Trick of the Moon
By Fewthistle

Author's Note: No character in particular.


She parked on the side of the road, the wheels on the driver's side still resting on the pavement, the faded yellow line a faint blur of color under the edge of the car. It didn't matter. Even during daylight hours there was little traffic. Now in the empty hours past midnight, there was only her car and the black spiral of asphalt and the fields that lined it, a fringe of brown and muted green along the edges of a scarf.

There were no street lights here, ten miles out on country roads that boasted only a few trailers and the run-down remains of poor farmhouses and crumbling tobacco barns strewn like detritus in abandoned fields. And yet, she could see clearly. She could see the long stretch of black road that dropped out of sight over a slight rise, wishing that she didn't know that all that lay on the other side was more empty road.

Looking up, she could see more stars than she could name in a dozen lifetimes of lying on the grass, head pillowed on her arms as she searched the heavens for a shooting star or a comet or a question to match the answer she found in the stillness of the winter's night and the dome that curved above her head. The three-quarter moon hung awkwardly in the right hand corner of the sky, a lopsided, off-center painting that reflected back the light of the sun, a celestial alchemist turning gold to silver.

She could see the mighty, barren oceans that covered its surface. She had always thought that they were the reason that the moon controlled the earth's tides; those monstrous, empty seas, now filled only with longing, calling the vast waters to them, beckoning them home.

She leaned against the hood of the car, felt the still warm metal through the material of her jeans. Before her was the road and the two enormous fields of cotton that stretched out on either side. The plants were in full bloom, row on row of them, an endless carpet of dark green and white that finally disappeared into the shadows of the bordering trees. Under the lambent glow of the moon, they looked like fields of snow, brittle and cold and pristine.

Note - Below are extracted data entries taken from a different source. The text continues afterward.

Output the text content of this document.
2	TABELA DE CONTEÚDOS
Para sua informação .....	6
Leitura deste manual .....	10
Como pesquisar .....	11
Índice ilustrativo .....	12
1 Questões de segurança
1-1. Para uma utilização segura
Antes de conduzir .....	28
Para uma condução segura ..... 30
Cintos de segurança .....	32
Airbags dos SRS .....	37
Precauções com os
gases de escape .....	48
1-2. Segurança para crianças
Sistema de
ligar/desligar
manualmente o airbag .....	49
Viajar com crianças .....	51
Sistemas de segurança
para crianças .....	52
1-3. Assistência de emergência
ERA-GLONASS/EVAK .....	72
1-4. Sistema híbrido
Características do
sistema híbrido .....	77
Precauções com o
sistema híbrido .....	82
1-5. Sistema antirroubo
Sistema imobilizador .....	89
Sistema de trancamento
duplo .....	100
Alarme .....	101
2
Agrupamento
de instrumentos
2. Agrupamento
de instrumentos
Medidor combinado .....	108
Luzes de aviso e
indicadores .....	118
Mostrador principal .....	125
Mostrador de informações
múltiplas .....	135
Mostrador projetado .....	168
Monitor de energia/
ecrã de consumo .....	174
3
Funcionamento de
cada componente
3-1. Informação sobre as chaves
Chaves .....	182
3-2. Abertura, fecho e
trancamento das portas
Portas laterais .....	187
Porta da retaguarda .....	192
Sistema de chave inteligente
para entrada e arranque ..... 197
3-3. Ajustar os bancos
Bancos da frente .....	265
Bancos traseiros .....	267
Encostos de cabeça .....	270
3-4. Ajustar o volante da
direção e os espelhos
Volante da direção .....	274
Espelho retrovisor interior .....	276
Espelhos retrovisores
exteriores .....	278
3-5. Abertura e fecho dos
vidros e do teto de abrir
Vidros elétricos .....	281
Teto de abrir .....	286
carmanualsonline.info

She wished that they were snow. She wished that she could walk out on them, hear the crunch of ice beneath her feet. She wished that she could simply lie down on the frozen blanket of ground and go to sleep forever.

She couldn't. It wasn't real. Just an illusion of light and shadow, of color and darkness. Just like the rest of her life. Nothing substantial. Just a slight of hand, a trick of the moon.

A trick of the heart.

Her heart was always seeing what wasn't really there, venturing forth, open-armed, completely unguarded. Always looking for something real, something that wasn't just a trick of the light. Always searching for that face that wasn't merely the right smile; always waiting for the perfect words, only finding the ones that hid the same old lies, the same old manipulations. Always searching for something that wasn't a trick of the moon.